The barbeque sounds like a great idea, no matter the number of guests - especially for a beach wedding. Enjoy yourselves!
Hold up a second. From past experience when the wedding invitations are sent out, there is normally a separate card stating “reception to follow at zyx at timeframe”. **Not all wedding guests were invited to the reception party. **
If your parents want people to attend the wedding that is fine, however they can’t just invite someone to a reception without costs involved. Receptions are normally for family and friends or close family ties, not for anyone and everyone from someone else’s office. I would tell your parents they can invite people to the wedding but the reception is offlimits due to budget restraints. Unless they want to pony up the funds to cover their “co-workers” meals.
Provided there is enough seating at the place of the “vows”, there normally isn’t a charge associated, so let them come to the wedding. I would explain to your parents that the reception has a 25 person limit which has been reached and no others will be allowed in.
Happy Scrappy Hero Pup the intriguing idea of a wedding/tractor pull is almost enough to make me wanna get married.

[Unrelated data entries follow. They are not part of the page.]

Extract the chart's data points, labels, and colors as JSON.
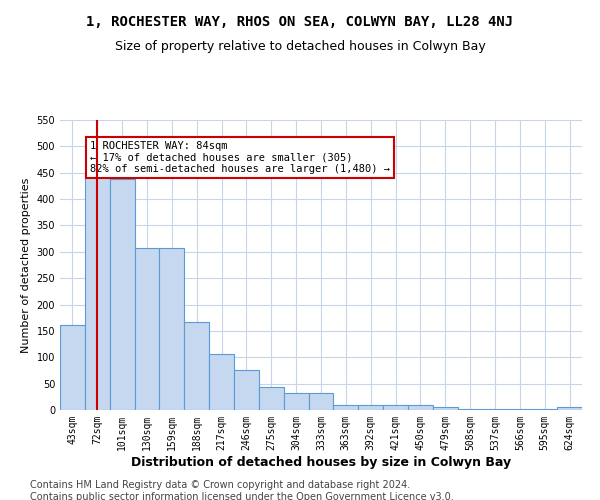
{
  "title": "1, ROCHESTER WAY, RHOS ON SEA, COLWYN BAY, LL28 4NJ",
  "subtitle": "Size of property relative to detached houses in Colwyn Bay",
  "xlabel": "Distribution of detached houses by size in Colwyn Bay",
  "ylabel": "Number of detached properties",
  "categories": [
    "43sqm",
    "72sqm",
    "101sqm",
    "130sqm",
    "159sqm",
    "188sqm",
    "217sqm",
    "246sqm",
    "275sqm",
    "304sqm",
    "333sqm",
    "363sqm",
    "392sqm",
    "421sqm",
    "450sqm",
    "479sqm",
    "508sqm",
    "537sqm",
    "566sqm",
    "595sqm",
    "624sqm"
  ],
  "values": [
    162,
    451,
    438,
    307,
    307,
    167,
    107,
    75,
    44,
    33,
    33,
    10,
    10,
    9,
    9,
    5,
    2,
    2,
    2,
    2,
    5
  ],
  "bar_color": "#c5d8f0",
  "bar_edge_color": "#5b9bd5",
  "vline_x": 1,
  "vline_color": "#cc0000",
  "annotation_text": "1 ROCHESTER WAY: 84sqm\n← 17% of detached houses are smaller (305)\n82% of semi-detached houses are larger (1,480) →",
  "annotation_box_color": "#ffffff",
  "annotation_box_edge": "#cc0000",
  "ylim": [
    0,
    550
  ],
  "yticks": [
    0,
    50,
    100,
    150,
    200,
    250,
    300,
    350,
    400,
    450,
    500,
    550
  ],
  "footer_line1": "Contains HM Land Registry data © Crown copyright and database right 2024.",
  "footer_line2": "Contains public sector information licensed under the Open Government Licence v3.0.",
  "bg_color": "#ffffff",
  "grid_color": "#c8d4e8",
  "title_fontsize": 10,
  "subtitle_fontsize": 9,
  "axis_label_fontsize": 8,
  "tick_fontsize": 7,
  "footer_fontsize": 7
}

Pullet if you’re cool with your father’s co-workers being there and can swing it with the bbq, then go for it. It sounds like a great idea following a beach wedding. Best wishes to the both of ya!

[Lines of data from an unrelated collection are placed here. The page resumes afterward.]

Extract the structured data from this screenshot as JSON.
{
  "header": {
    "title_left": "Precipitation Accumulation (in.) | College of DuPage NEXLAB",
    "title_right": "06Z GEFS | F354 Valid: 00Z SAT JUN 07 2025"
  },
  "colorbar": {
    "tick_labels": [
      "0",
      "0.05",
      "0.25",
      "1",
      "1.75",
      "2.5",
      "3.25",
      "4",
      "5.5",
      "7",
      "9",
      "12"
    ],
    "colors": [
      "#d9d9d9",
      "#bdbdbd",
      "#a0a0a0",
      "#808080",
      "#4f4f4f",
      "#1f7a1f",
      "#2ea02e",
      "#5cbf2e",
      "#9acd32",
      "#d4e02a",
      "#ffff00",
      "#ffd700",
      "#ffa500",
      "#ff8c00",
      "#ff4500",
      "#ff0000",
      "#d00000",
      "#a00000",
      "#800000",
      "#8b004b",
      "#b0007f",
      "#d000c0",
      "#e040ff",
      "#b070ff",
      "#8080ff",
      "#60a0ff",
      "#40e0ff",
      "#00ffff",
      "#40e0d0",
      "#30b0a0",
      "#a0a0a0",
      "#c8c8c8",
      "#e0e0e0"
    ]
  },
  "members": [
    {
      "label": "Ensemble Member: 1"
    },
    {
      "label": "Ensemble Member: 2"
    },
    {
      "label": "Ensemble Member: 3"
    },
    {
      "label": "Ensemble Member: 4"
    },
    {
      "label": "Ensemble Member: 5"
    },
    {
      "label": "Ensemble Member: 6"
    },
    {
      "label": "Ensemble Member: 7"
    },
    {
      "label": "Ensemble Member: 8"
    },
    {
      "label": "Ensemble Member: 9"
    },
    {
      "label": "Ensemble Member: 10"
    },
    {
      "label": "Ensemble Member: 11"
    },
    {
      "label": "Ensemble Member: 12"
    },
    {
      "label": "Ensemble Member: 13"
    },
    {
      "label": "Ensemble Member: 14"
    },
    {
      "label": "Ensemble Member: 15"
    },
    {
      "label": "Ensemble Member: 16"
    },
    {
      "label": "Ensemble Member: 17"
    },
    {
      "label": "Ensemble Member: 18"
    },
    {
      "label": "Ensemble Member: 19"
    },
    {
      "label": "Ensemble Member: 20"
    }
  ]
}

My fiance and I met when I was 15. He’s 9 years older than me. In retrospect, it is damned creepy. Parents objected strongly and I can’t say I blame them. However, we’ve been the most stable couple I’ve ever met. We’ve been dating for 8 years and living together for the last 5 with nary a complaint. We’re eachother’s best friends and are exceedingly happy together. I’m the first person he’s ever dated and he’s my first boyfriend. So, it’s not your typical preditory situation.
The parents have gradually gotten more comfortable once they saw that I wasn’t shirking my education, slipping into a life of drugs or alcohol, or leaning on them for cash.

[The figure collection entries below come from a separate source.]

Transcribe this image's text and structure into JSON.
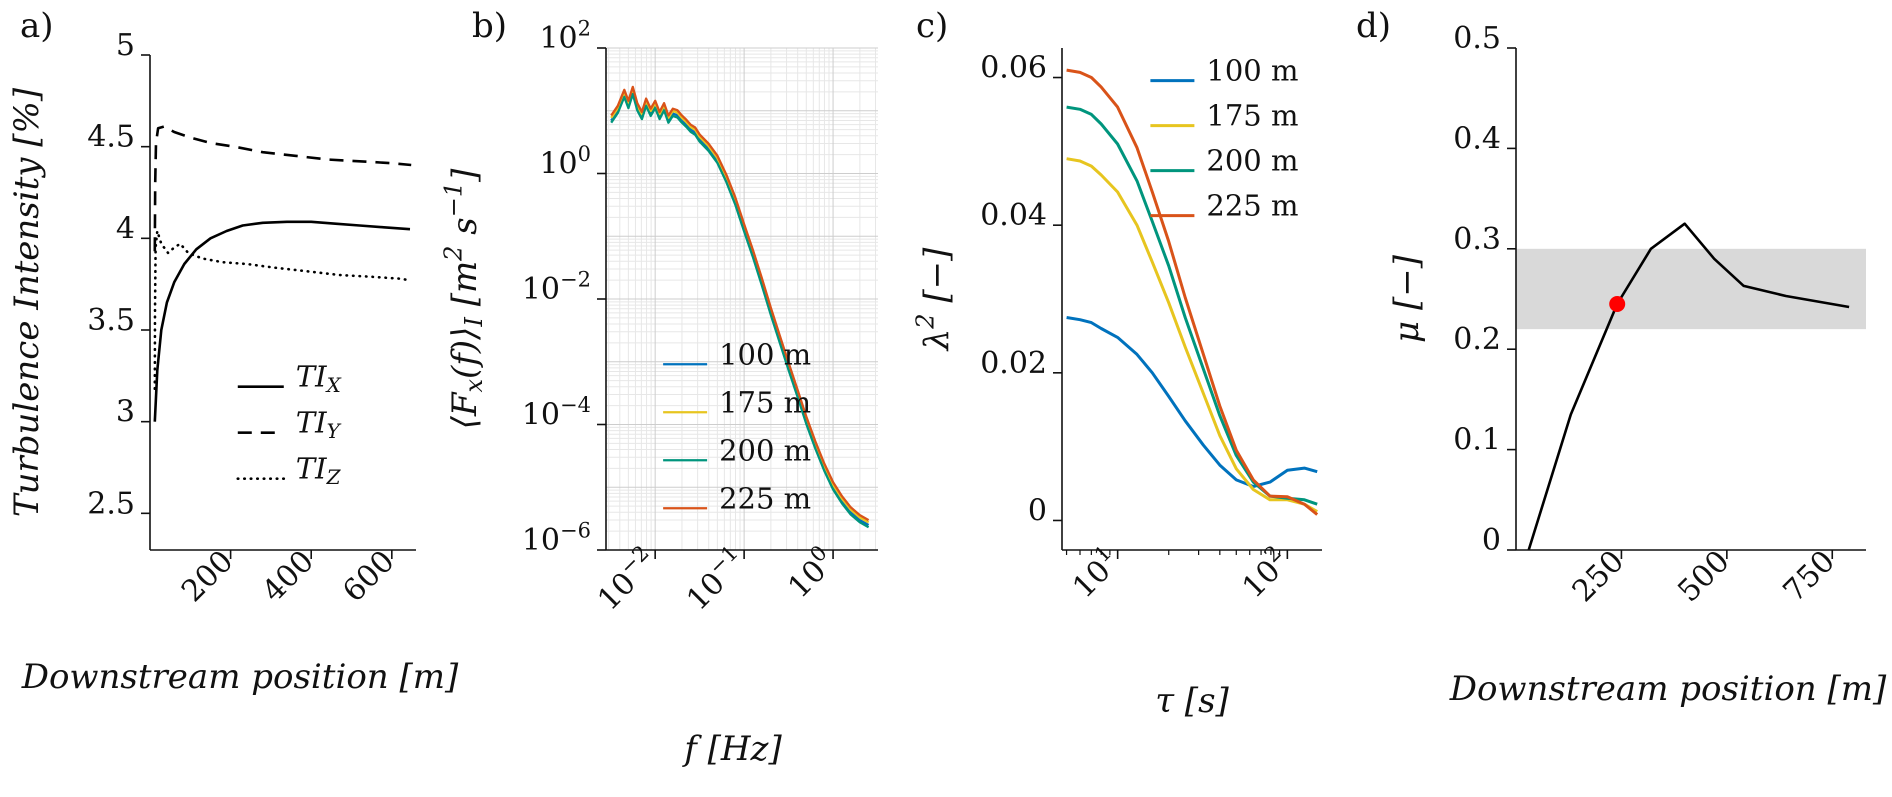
{
  "panels": [
    {
      "tag": "a)"
    },
    {
      "tag": "b)"
    },
    {
      "tag": "c)"
    },
    {
      "tag": "d)"
    }
  ],
  "colors": {
    "blue": "#0072BD",
    "yellow": "#E7C51F",
    "teal": "#00957D",
    "orange": "#D95319",
    "black": "#000000",
    "band_gray": "#d9d9d9",
    "marker_red": "#FF0000"
  },
  "chart_data": [
    {
      "id": "a",
      "type": "line",
      "xscale": "linear",
      "yscale": "linear",
      "xlabel": "Downstream position [m]",
      "ylabel": "Turbulence Intensity [%]",
      "xlim": [
        0,
        660
      ],
      "ylim": [
        2.3,
        5
      ],
      "xticks": {
        "values": [
          200,
          400,
          600
        ],
        "labels": [
          "200",
          "400",
          "600"
        ]
      },
      "yticks": {
        "values": [
          2.5,
          3,
          3.5,
          4,
          4.5,
          5
        ],
        "labels": [
          "2.5",
          "3",
          "3.5",
          "4",
          "4.5",
          "5"
        ]
      },
      "legend_position": "lower right",
      "series": [
        {
          "name": "TI_{X}",
          "color": "#000000",
          "style": "solid",
          "x": [
            12,
            18,
            28,
            42,
            60,
            85,
            115,
            150,
            190,
            230,
            280,
            340,
            400,
            460,
            520,
            580,
            645
          ],
          "y": [
            3.0,
            3.28,
            3.5,
            3.65,
            3.76,
            3.86,
            3.94,
            4.0,
            4.04,
            4.07,
            4.085,
            4.09,
            4.09,
            4.08,
            4.07,
            4.06,
            4.05
          ]
        },
        {
          "name": "TI_{Y}",
          "color": "#000000",
          "style": "dashed",
          "x": [
            12,
            13,
            15,
            20,
            35,
            60,
            100,
            150,
            210,
            280,
            360,
            440,
            520,
            600,
            648
          ],
          "y": [
            3.93,
            4.3,
            4.52,
            4.6,
            4.61,
            4.58,
            4.55,
            4.52,
            4.5,
            4.47,
            4.45,
            4.43,
            4.42,
            4.41,
            4.4
          ]
        },
        {
          "name": "TI_{Z}",
          "color": "#000000",
          "style": "dotted",
          "x": [
            12,
            12.5,
            14,
            18,
            28,
            45,
            60,
            75,
            95,
            130,
            180,
            240,
            310,
            390,
            470,
            550,
            620,
            648
          ],
          "y": [
            3.18,
            3.6,
            3.95,
            4.04,
            3.97,
            3.92,
            3.95,
            3.97,
            3.92,
            3.89,
            3.87,
            3.86,
            3.84,
            3.82,
            3.8,
            3.79,
            3.78,
            3.77
          ]
        }
      ]
    },
    {
      "id": "b",
      "type": "line",
      "xscale": "log",
      "yscale": "log",
      "grid": true,
      "xlabel": "f [Hz]",
      "ylabel": "⟨F_{x}(f)⟩_{I} [m^{2} s^{−1}]",
      "xlim": [
        0.0028,
        3.2
      ],
      "ylim": [
        1e-06,
        100
      ],
      "xticks": {
        "values": [
          0.01,
          0.1,
          1
        ],
        "labels": [
          "10^{−2}",
          "10^{−1}",
          "10^{0}"
        ]
      },
      "yticks": {
        "values": [
          1e-06,
          0.0001,
          0.01,
          1,
          100
        ],
        "labels": [
          "10^{−6}",
          "10^{−4}",
          "10^{−2}",
          "10^{0}",
          "10^{2}"
        ]
      },
      "legend_position": "lower left",
      "x_shared": [
        0.0032,
        0.0038,
        0.0045,
        0.005,
        0.0056,
        0.0063,
        0.0071,
        0.0079,
        0.0089,
        0.01,
        0.0112,
        0.0126,
        0.0141,
        0.0158,
        0.0178,
        0.02,
        0.0224,
        0.0251,
        0.0282,
        0.0316,
        0.0398,
        0.0501,
        0.0631,
        0.0794,
        0.1,
        0.126,
        0.158,
        0.2,
        0.251,
        0.316,
        0.398,
        0.501,
        0.631,
        0.794,
        1.0,
        1.26,
        1.58,
        2.0,
        2.51
      ],
      "y_shared": [
        7,
        10,
        18,
        12,
        20,
        11,
        8,
        13,
        9,
        12,
        8,
        11,
        7,
        9,
        8.5,
        7,
        6,
        5,
        4.5,
        3.5,
        2.5,
        1.6,
        0.8,
        0.35,
        0.13,
        0.05,
        0.018,
        0.006,
        0.0022,
        0.0008,
        0.0003,
        0.00011,
        4.5e-05,
        2e-05,
        1e-05,
        6e-06,
        4e-06,
        3e-06,
        2.5e-06
      ],
      "series": [
        {
          "name": "100 m",
          "color": "#0072BD",
          "style": "solid",
          "y_scale": 1.0
        },
        {
          "name": "175 m",
          "color": "#E7C51F",
          "style": "solid",
          "y_scale": 1.1
        },
        {
          "name": "200 m",
          "color": "#00957D",
          "style": "solid",
          "y_scale": 0.92
        },
        {
          "name": "225 m",
          "color": "#D95319",
          "style": "solid",
          "y_scale": 1.2
        }
      ]
    },
    {
      "id": "c",
      "type": "line",
      "xscale": "log",
      "yscale": "linear",
      "x_minor_ticks": true,
      "xlabel": "τ [s]",
      "ylabel": "λ^{2} [−]",
      "xlim": [
        4.7,
        160
      ],
      "ylim": [
        -0.004,
        0.064
      ],
      "xticks": {
        "values": [
          10,
          100
        ],
        "labels": [
          "10^{1}",
          "10^{2}"
        ]
      },
      "yticks": {
        "values": [
          0,
          0.02,
          0.04,
          0.06
        ],
        "labels": [
          "0",
          "0.02",
          "0.04",
          "0.06"
        ]
      },
      "legend_position": "upper right",
      "x_shared": [
        5,
        6,
        7,
        8,
        10,
        13,
        16,
        20,
        25,
        32,
        40,
        50,
        63,
        79,
        100,
        126,
        150
      ],
      "series": [
        {
          "name": "100 m",
          "color": "#0072BD",
          "style": "solid",
          "y": [
            0.0275,
            0.0272,
            0.0268,
            0.026,
            0.0248,
            0.0225,
            0.02,
            0.0168,
            0.0135,
            0.0102,
            0.0075,
            0.0055,
            0.0046,
            0.0052,
            0.0068,
            0.0071,
            0.0066
          ]
        },
        {
          "name": "175 m",
          "color": "#E7C51F",
          "style": "solid",
          "y": [
            0.049,
            0.0487,
            0.048,
            0.0468,
            0.0445,
            0.04,
            0.035,
            0.0295,
            0.0235,
            0.0172,
            0.0115,
            0.007,
            0.0042,
            0.0028,
            0.0028,
            0.0022,
            0.0012
          ]
        },
        {
          "name": "200 m",
          "color": "#00957D",
          "style": "solid",
          "y": [
            0.056,
            0.0557,
            0.055,
            0.0537,
            0.051,
            0.046,
            0.0405,
            0.0345,
            0.0275,
            0.0205,
            0.0142,
            0.0088,
            0.0052,
            0.0033,
            0.003,
            0.0028,
            0.0022
          ]
        },
        {
          "name": "225 m",
          "color": "#D95319",
          "style": "solid",
          "y": [
            0.061,
            0.0607,
            0.06,
            0.0587,
            0.056,
            0.0505,
            0.0445,
            0.0378,
            0.0302,
            0.0225,
            0.0155,
            0.0095,
            0.0055,
            0.0033,
            0.0032,
            0.0022,
            0.0008
          ]
        }
      ]
    },
    {
      "id": "d",
      "type": "line",
      "xscale": "linear",
      "yscale": "linear",
      "xlabel": "Downstream position [m]",
      "ylabel": "μ [−]",
      "xlim": [
        0,
        830
      ],
      "ylim": [
        0,
        0.5
      ],
      "xticks": {
        "values": [
          250,
          500,
          750
        ],
        "labels": [
          "250",
          "500",
          "750"
        ]
      },
      "yticks": {
        "values": [
          0,
          0.1,
          0.2,
          0.3,
          0.4,
          0.5
        ],
        "labels": [
          "0",
          "0.1",
          "0.2",
          "0.3",
          "0.4",
          "0.5"
        ]
      },
      "band": {
        "y0": 0.22,
        "y1": 0.3,
        "color": "#d9d9d9"
      },
      "marker": {
        "x": 240,
        "y": 0.245,
        "r": 8,
        "color": "#FF0000"
      },
      "series": [
        {
          "name": "mu",
          "color": "#000000",
          "style": "solid",
          "x": [
            30,
            130,
            240,
            320,
            400,
            470,
            540,
            640,
            790
          ],
          "y": [
            0,
            0.135,
            0.245,
            0.3,
            0.325,
            0.29,
            0.263,
            0.253,
            0.242
          ]
        }
      ]
    }
  ]
}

So, things are looking up.
The BBQ’s looking good. Some of the extra 30 people my parents would like to bring are old friends of the family that they haven’t seen in years who are flying in especially. We moved away from their home town when I was little and there hasn’t been a good reason for either side to spend all the money to visit often. I’d feel rotten telling them they had to find somewhere else for dinner.
The guys from work probably would know me better if my mom wasn’t so unpredictable. Sometimes she totally minunderstands and overreacts in social situations. It can be deeply mortifying, moreso for my dad with his strong sense of propriety. After years of this, my dad has gotten more and more gun shy about mixing home and work. This BBQ, being much more casual than a sit-down dinner, could be a good oppertunity for my dad to relearn how to relax when home and work meet. Especially as my mom has finally decided to seek professional help.
I think I just got caught up in all the Wedding Planning claptrap. See, the wedding is in Hawaii. Our families are there. Our original plan was to take everyone to a dinner/luau after the ceremony with fire dancers and everything. Next to this, a BBQ just seemed so mundane. But, BBQ’s really more in our style anyway. That’s the last time I read People magazine’s wedding issue.
Maybe I am in the minority, but I never go to these things (weddings/anniversary/graduation parties) to eat.
I usually eat before I go, or make plans to eat on the way home.
Maybe that is just me.
That said, nobody says you have to lay out a spread that will feed 50 lumberjacks.
I personally would go for some light food…do a nifty cake, have a stack of sandwiches arranged nicely on a few plates, do some colorful simple salads.
End of story.
If anyone has the gall to bitch about not getting a filet, you are at the beach so hand them a fishing pole and tell them happy angling.
It is your day. Do it right, but don’t worry about Uncle Earl getting a belly full of food and a beer buzz.